First, buying power is being concentrated in fewer hands. For example, there's the new alliance made up of AmHS/Premier and SunHealth. The group will control about $10 billion in annual hospital supply purchases, making it the largest private purchaser of hospital supplies.
It wants vendors to know its contracts mean significant actual-not just potential-sales. So it will craft more long-term, sole-source contracts and require member hospitals to buy more goods through them. If size and a "committed volume" emphasis win it lower prices than other groups, competitors will be pressured. One possibility: more buying group mergers.
Second, a number of groups besides AmHS/Premier and many large hospital systems like the idea of long-term, committed contracts. Sometimes they pitch "strategic partnerships," a still fuzzy phrase that in essence means longer-term, more committed contracts.
The results: Some suppliers lose big, profit margins fall, and the supply industry is ripe for more consolidation. Remember, the recent cascade of drug company mergers is due, in part, to the growing concentration of drug purchases in the hands of pharmacy-benefit managers and HMOs.
Consolidation could produce economies of scale that support lower prices and better service under those long-term, committed contracts. But it also will alter the balance of power between sellers of supplies and buyers, not always to hospitals' liking.
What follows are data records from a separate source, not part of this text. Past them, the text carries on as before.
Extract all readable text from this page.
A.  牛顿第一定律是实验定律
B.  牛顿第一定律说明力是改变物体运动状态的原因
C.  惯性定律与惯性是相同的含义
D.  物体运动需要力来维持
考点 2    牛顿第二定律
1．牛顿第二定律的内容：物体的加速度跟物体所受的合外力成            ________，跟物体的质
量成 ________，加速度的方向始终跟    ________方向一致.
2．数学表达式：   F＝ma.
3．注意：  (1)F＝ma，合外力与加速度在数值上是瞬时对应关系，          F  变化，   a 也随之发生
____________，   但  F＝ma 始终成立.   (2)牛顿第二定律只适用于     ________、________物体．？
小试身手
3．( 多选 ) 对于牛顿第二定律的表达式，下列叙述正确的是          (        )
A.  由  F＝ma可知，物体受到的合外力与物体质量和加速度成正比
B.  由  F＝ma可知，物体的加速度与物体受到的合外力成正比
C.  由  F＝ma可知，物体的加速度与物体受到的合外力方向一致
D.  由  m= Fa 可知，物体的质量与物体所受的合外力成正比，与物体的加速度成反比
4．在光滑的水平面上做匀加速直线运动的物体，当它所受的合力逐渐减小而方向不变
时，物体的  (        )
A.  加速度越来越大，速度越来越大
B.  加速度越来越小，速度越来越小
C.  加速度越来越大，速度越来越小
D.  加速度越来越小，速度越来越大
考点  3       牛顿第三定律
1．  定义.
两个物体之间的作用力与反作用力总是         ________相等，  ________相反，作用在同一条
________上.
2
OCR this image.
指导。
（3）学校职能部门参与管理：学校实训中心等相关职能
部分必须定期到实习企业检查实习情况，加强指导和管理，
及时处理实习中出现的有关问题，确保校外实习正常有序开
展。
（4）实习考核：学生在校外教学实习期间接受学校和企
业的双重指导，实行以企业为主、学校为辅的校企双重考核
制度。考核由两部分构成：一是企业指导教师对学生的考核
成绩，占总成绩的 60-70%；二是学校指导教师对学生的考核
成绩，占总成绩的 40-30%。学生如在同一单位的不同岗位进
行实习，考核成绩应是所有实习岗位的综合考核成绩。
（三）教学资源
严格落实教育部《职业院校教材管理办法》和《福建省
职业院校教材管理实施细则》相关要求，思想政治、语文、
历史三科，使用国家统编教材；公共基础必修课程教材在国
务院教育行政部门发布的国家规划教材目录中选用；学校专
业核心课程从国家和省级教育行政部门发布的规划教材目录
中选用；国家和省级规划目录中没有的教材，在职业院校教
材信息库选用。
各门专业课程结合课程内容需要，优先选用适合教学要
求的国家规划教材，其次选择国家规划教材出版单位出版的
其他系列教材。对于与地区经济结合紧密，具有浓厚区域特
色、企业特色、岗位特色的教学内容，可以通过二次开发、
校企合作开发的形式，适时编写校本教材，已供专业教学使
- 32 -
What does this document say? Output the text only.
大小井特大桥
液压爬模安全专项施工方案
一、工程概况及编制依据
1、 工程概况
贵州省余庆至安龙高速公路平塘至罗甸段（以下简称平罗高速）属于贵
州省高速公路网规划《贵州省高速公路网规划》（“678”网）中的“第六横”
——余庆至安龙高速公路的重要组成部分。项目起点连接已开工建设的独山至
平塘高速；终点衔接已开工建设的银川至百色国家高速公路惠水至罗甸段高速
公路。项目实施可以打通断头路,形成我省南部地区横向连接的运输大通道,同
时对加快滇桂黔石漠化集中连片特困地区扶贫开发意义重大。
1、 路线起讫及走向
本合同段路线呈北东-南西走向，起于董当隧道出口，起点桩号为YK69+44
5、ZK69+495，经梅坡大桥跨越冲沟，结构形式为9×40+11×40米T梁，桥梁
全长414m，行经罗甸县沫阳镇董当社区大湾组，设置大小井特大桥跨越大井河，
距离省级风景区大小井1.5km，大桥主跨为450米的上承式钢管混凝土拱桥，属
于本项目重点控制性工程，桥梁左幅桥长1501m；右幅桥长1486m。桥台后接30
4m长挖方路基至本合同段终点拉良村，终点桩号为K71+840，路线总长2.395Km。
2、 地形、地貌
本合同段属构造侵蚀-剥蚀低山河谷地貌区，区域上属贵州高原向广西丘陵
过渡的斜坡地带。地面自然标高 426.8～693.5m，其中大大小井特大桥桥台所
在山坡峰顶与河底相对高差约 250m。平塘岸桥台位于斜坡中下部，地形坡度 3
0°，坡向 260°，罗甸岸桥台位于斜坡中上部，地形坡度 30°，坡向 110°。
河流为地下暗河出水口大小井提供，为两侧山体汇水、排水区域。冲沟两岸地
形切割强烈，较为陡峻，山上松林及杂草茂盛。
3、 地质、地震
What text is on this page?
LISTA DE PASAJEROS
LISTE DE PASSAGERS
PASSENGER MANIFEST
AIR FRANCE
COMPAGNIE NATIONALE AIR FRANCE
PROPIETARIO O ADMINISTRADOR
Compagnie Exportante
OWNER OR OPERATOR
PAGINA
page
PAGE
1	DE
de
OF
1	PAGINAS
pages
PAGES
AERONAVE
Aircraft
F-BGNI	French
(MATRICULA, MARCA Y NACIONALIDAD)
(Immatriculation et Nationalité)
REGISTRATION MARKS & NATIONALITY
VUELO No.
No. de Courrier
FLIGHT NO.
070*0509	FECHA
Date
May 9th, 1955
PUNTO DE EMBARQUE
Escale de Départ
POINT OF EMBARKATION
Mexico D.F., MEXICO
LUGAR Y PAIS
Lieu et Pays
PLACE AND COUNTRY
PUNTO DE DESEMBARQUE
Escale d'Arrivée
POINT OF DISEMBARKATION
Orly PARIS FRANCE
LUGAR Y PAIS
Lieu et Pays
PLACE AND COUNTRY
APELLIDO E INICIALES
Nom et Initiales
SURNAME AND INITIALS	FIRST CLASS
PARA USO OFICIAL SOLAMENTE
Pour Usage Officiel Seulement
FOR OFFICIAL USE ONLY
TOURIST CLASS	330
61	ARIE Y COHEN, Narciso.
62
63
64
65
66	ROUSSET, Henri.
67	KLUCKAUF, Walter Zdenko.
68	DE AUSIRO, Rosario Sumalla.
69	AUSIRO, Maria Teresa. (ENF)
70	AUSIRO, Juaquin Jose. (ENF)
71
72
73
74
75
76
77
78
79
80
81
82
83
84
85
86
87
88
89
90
Consider supply distribution.
The field has consolidated so extensively in the last five years that only three true national medical-surgical distributors remain, and they handle about 70% of all hospital medical-surgical distribution. This is due to changes in hospital purchasing. For example, hospitals wanted deliveries from one distributor to streamline purchasing, and national buying groups wanted contracts with national firms.
Some hospitals now are wishing for more competition. They're unhappy because distributors are raising prices to support newer services, such as frequent deliveries, and dropping suppliers from inventories.
Many hospitals accept these steps. What really bothers some is they have no choice but to go along.